Ronaldo, a boyhood Real fan, has been linked with a move to the Spanish capital since the end of last season even though he scored a hugely impressive 42 goals in all competitions last term as United won both the Premier League and Champions League trophies.
Wading into the protracted wrangle over the 23-year-old's future, Blatter said that the current practice of tying players to long contracts amounts to "modern slavery".
And he urged Manchester United and Real Madrid "to sit together" if Ronaldo wants a move to the Spanish club.
"The important thing is, we should also protect the player," Blatter told Sky News on Thursday.

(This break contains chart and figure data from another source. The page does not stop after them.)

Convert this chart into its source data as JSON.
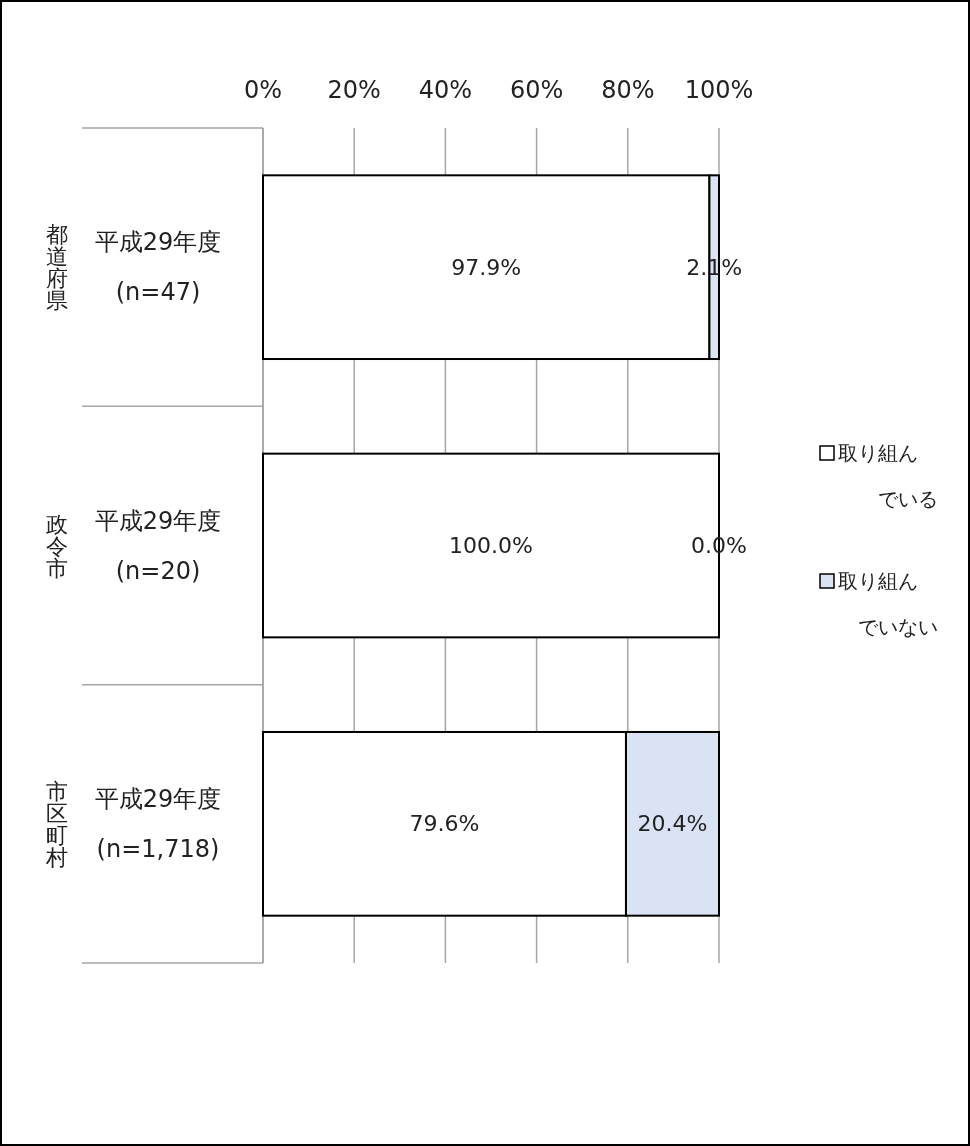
{
  "chart_data": {
    "type": "bar",
    "orientation": "horizontal",
    "stacked": true,
    "categories": [
      "平成29年度\n(n=47)",
      "平成29年度\n(n=20)",
      "平成29年度\n(n=1,718)"
    ],
    "annotations": [
      "都道府県",
      "政令市",
      "市区町村"
    ],
    "series": [
      {
        "name": "取り組んでいる",
        "color": "#ffffff",
        "values": [
          97.9,
          100.0,
          79.6
        ],
        "value_labels": [
          "97.9%",
          "100.0%",
          "79.6%"
        ]
      },
      {
        "name": "取り組んでいない",
        "color": "#dae3f3",
        "values": [
          2.1,
          0.0,
          20.4
        ],
        "value_labels": [
          "2.1%",
          "0.0%",
          "20.4%"
        ]
      }
    ],
    "xlim": [
      0,
      100
    ],
    "xticks": [
      {
        "value": 0,
        "label": "0%"
      },
      {
        "value": 20,
        "label": "20%"
      },
      {
        "value": 40,
        "label": "40%"
      },
      {
        "value": 60,
        "label": "60%"
      },
      {
        "value": 80,
        "label": "80%"
      },
      {
        "value": 100,
        "label": "100%"
      }
    ],
    "grid": "x",
    "legend": "right"
  }
}
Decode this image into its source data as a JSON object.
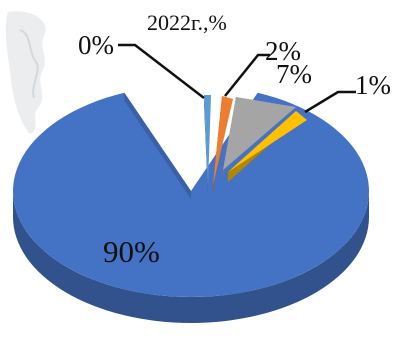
{
  "chart_data": {
    "type": "pie",
    "title": "2022г.,%",
    "slices": [
      {
        "label": "90%",
        "value": 90,
        "color": "#4472C4"
      },
      {
        "label": "0%",
        "value": 0.4,
        "color": "#5B9BD5"
      },
      {
        "label": "2%",
        "value": 2,
        "color": "#ED7D31"
      },
      {
        "label": "7%",
        "value": 7,
        "color": "#A5A5A5"
      },
      {
        "label": "1%",
        "value": 1,
        "color": "#FFC000"
      }
    ],
    "legend": "none"
  }
}
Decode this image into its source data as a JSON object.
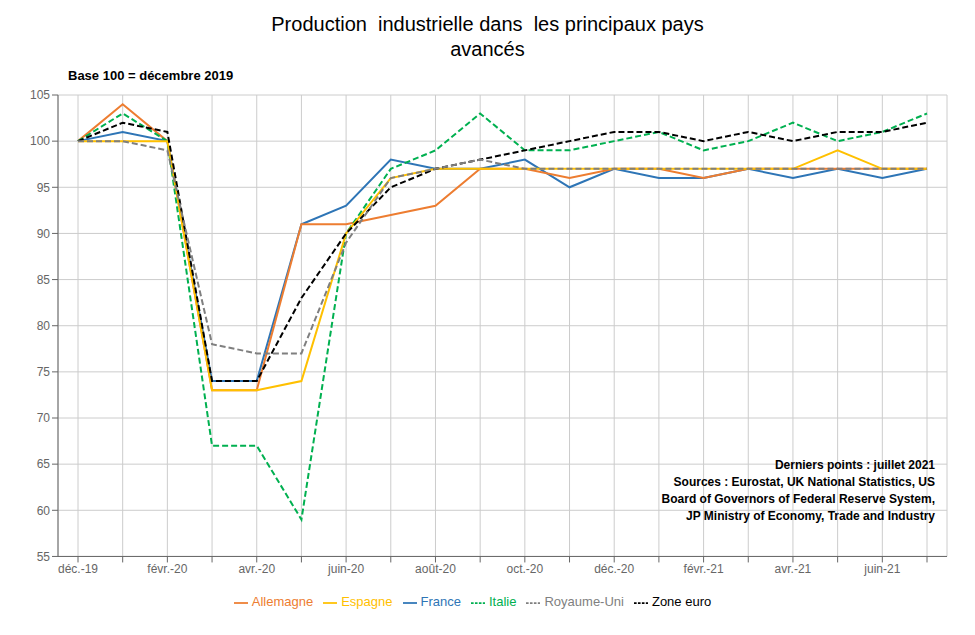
{
  "chart_data": {
    "type": "line",
    "title": "Production  industrielle dans  les principaux pays\navancés",
    "subtitle": "Base 100 = décembre 2019",
    "annotations": [
      "Derniers points : juillet 2021",
      "Sources : Eurostat, UK National Statistics, US",
      "Board of Governors of Federal Reserve System,",
      "JP Ministry of Economy, Trade and Industry"
    ],
    "categories": [
      "déc.-19",
      null,
      "févr.-20",
      null,
      "avr.-20",
      null,
      "juin-20",
      null,
      "août-20",
      null,
      "oct.-20",
      null,
      "déc.-20",
      null,
      "févr.-21",
      null,
      "avr.-21",
      null,
      "juin-21",
      null
    ],
    "series": [
      {
        "name": "France",
        "color": "#2E75B6",
        "line_style": "solid",
        "values": [
          100,
          101,
          100,
          74,
          74,
          91,
          93,
          98,
          97,
          97,
          98,
          95,
          97,
          96,
          96,
          97,
          96,
          97,
          96,
          97
        ]
      },
      {
        "name": "Allemagne",
        "color": "#ED7D31",
        "line_style": "solid",
        "values": [
          100,
          104,
          100,
          73,
          73,
          91,
          91,
          92,
          93,
          97,
          97,
          96,
          97,
          97,
          96,
          97,
          97,
          97,
          97,
          97
        ]
      },
      {
        "name": "Italie",
        "color": "#00B050",
        "line_style": "dashed",
        "values": [
          100,
          103,
          100,
          67,
          67,
          59,
          90,
          97,
          99,
          103,
          99,
          99,
          100,
          101,
          99,
          100,
          102,
          100,
          101,
          103
        ]
      },
      {
        "name": "Espagne",
        "color": "#FFC000",
        "line_style": "solid",
        "values": [
          100,
          100,
          100,
          73,
          73,
          74,
          90,
          96,
          97,
          97,
          97,
          97,
          97,
          97,
          97,
          97,
          97,
          99,
          97,
          97
        ]
      },
      {
        "name": "Zone euro",
        "color": "#000000",
        "line_style": "dashed",
        "values": [
          100,
          102,
          101,
          74,
          74,
          83,
          90,
          95,
          97,
          98,
          99,
          100,
          101,
          101,
          100,
          101,
          100,
          101,
          101,
          102
        ]
      },
      {
        "name": "Royaume-Uni",
        "color": "#7F7F7F",
        "line_style": "dashed",
        "values": [
          100,
          100,
          99,
          78,
          77,
          77,
          89,
          96,
          97,
          98,
          97,
          97,
          97,
          97,
          97,
          97,
          97,
          97,
          97,
          97
        ]
      }
    ],
    "ylim": [
      55,
      105
    ],
    "yticks": [
      55,
      60,
      65,
      70,
      75,
      80,
      85,
      90,
      95,
      100,
      105
    ],
    "grid": true,
    "legend": "bottom"
  }
}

"If the player wants to play somewhere else, then a solution should be found because if he stays in a club where he does not feel comfortable to play then it's not good for the player and for the club.
"I'm always in favour of protecting the player and if the player, he wants to leave, let him leave."
Blatter believes the issue raises questions about the way transfers and contracts are dealt with in the game.
"I think in football there's too much modern slavery in transferring players or buying players here and there, and putting them somewhere," he continued.
"We are trying now to intervene in such cases. The reaction to the Bosman law is to make long-lasting contacts in order to keep the players and then if he wants to leave, then there is only one solution, he has to pay his contract."
United issued a swift rebuke to Blatter's outburst, insisting that all their players were happy to sign contracts with the club and knew the consequences of entering into such an agreement.
A United spokesperson said: "All our players - like at other clubs - enter into their contracts after an open and free negotiation.
"Most of whom do after taking advice from a FIFA-registered agent.
"Many do so on a number of occasions and enjoy long and successful stays at Old Trafford."
UEFA's communications director William Gaillard, who serves as special advisor to European football governing body president Michel Platini, was also unimpressed by Blatter's outburst.
"It would be useful to remind people that slaves in all of the slavery systems never earned a wage," said Gaillard.
In contrast, Gaillard fears the Bosman ruling, which allows for free transfers at the end of contracts, has given players the upper hand and contributed to spiralling wages.
"It seems that both clubs and players are trying to negotiate an exit before the player is free," Gaillard said.
"It is a consequence of the Bosman ruling - there is nothing we can do about that.
"It is obvious that today players have a lot more power than they did 20 years ago, undoubtedly, and agents have a lot more power than they did 20 years ago.
"It is true that salaries are spiralling out of control. Many clubs have pointed that out."
Meanwhile, Blatter went on to dismiss the Premier League's much-criticised '39th step' proposals, insisting plans to play competitive matches overseas - either in the league or domestic cups - was doomed to fail.
He said: "The 39th game as presented will never happen. To my knowledge what they (the Premier League) want to do is perhaps to play some of the League Cup matches somewhere outside of England. That's the last information I got.
"They should just forget about that."